Along with xanthine dehydrogenase (xanthine oxidase) and sulfite oxidase, aldehyde oxidase is dependent on the cofactor molybdenum. The molybdenum is incorporated as a complex atom in a molybdopterin and forms the molybdenum cofactor. Molybdenum deficiency results in deficient function of these three enzymes. Xanthine dehydrogenase catalyzes the breakdown of xanthine to uric acid. The enzyme aldehyde oxidase is only partially involved in this process, for example in the degradation of hypoxanthine to xanthine. Here it even competes with xanthine oxidase. Therefore, there is no isolated aldehyde oxidase deficiency. However, aldehyde oxidase supports the degradation of catecholamines.Sulfite oxidase is responsible for the degradation of sulfur-containing amino acids such as cysteine, taurine or methionine. If this enzyme is deficient, sulfite is no longer converted into sulfate. Due to the cofactor molybdenum, the three enzymes are usually jointly deficient. Of course, isolated defects due to mutations are possible for each of these enzymes. However, no clinical picture with a specific aldehyde oxidase deficiency has been described so far. Molybdenum deficiency induced by an unbalanced diet is again very rare. However, this can occur with more than six months of molybdenum-deficient parenteral nutrition.
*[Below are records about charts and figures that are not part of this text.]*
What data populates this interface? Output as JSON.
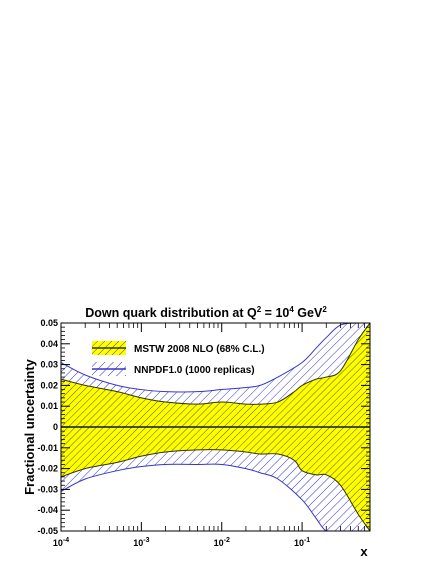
{
  "chart_data": {
    "type": "area",
    "title": "Down quark distribution at Q² = 10⁴ GeV²",
    "title_parts": {
      "pre": "Down quark distribution at Q",
      "sup1": "2",
      "mid": " = 10",
      "sup2": "4",
      "post": " GeV",
      "sup3": "2"
    },
    "xlabel": "x",
    "ylabel": "Fractional uncertainty",
    "x_scale": "log",
    "xlim": [
      0.0001,
      0.7
    ],
    "ylim": [
      -0.05,
      0.05
    ],
    "y_ticks": [
      "-0.05",
      "-0.04",
      "-0.03",
      "-0.02",
      "-0.01",
      "0",
      "0.01",
      "0.02",
      "0.03",
      "0.04",
      "0.05"
    ],
    "x_ticks": [
      {
        "base": "10",
        "exp": "-4",
        "value": 0.0001
      },
      {
        "base": "10",
        "exp": "-3",
        "value": 0.001
      },
      {
        "base": "10",
        "exp": "-2",
        "value": 0.01
      },
      {
        "base": "10",
        "exp": "-1",
        "value": 0.1
      }
    ],
    "legend_position": "top-left",
    "series": [
      {
        "name": "NNPDF1.0 (1000 replicas)",
        "style": "blue hatched band",
        "x": [
          0.0001,
          0.0002,
          0.0005,
          0.001,
          0.002,
          0.005,
          0.01,
          0.02,
          0.03,
          0.05,
          0.1,
          0.15,
          0.2,
          0.3,
          0.5,
          0.7
        ],
        "upper": [
          0.031,
          0.025,
          0.02,
          0.018,
          0.017,
          0.017,
          0.018,
          0.019,
          0.02,
          0.024,
          0.031,
          0.038,
          0.043,
          0.049,
          0.05,
          0.05
        ],
        "lower": [
          -0.031,
          -0.025,
          -0.021,
          -0.019,
          -0.018,
          -0.018,
          -0.018,
          -0.02,
          -0.022,
          -0.025,
          -0.035,
          -0.044,
          -0.05,
          -0.05,
          -0.05,
          -0.05
        ]
      },
      {
        "name": "MSTW 2008 NLO (68% C.L.)",
        "style": "yellow filled band, hatched",
        "x": [
          0.0001,
          0.0002,
          0.0005,
          0.001,
          0.002,
          0.005,
          0.01,
          0.02,
          0.03,
          0.05,
          0.08,
          0.1,
          0.15,
          0.2,
          0.3,
          0.5,
          0.7
        ],
        "upper": [
          0.023,
          0.02,
          0.017,
          0.014,
          0.012,
          0.011,
          0.012,
          0.011,
          0.011,
          0.012,
          0.017,
          0.02,
          0.023,
          0.024,
          0.027,
          0.042,
          0.05
        ],
        "lower": [
          -0.024,
          -0.02,
          -0.017,
          -0.014,
          -0.012,
          -0.011,
          -0.011,
          -0.012,
          -0.013,
          -0.013,
          -0.016,
          -0.021,
          -0.023,
          -0.023,
          -0.028,
          -0.042,
          -0.05
        ]
      }
    ],
    "colors": {
      "yellow_fill": "#ffff00",
      "blue_hatch": "#3434cc",
      "mstw_hatch": "#333300",
      "axis": "#000000",
      "zero_line": "#0a1a5a"
    }
  }
}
In such cases, tachypnea, tachycardia, severe headache, nausea, vomiting, central facial deficits, or coma often occur. Furthermore, intolerance to certain amino acids occurs. Increased sulfite concentrations are found in the urine, while decreased uric acid levels occur in the blood. If the molybdenum deficiency persists for a long time, there may be problems with the breakdown of sulfur-containing amino acids, sulfite allergies, hair loss, low uric acid levels in the blood, and fertility problems. However, most symptoms are due to sulfite oxidase and xanthine dehydrogenase deficiency. Tachycardia is probably due to increased levels of epinephrine or norepinephrine (catecholamines), as their breakdown is delayed by aldehyde oxidase deficiency. Molybdenum deficiency can be caused by extremely low molybdenum diets and inflammatory bowel diseases such as Crohn’s disease with malabsorption of food. Hereditary molybdenum cofactor deficiency due to impaired synthesis of molybdopterin is fatal due to complete failure of all three enzymes without treatment.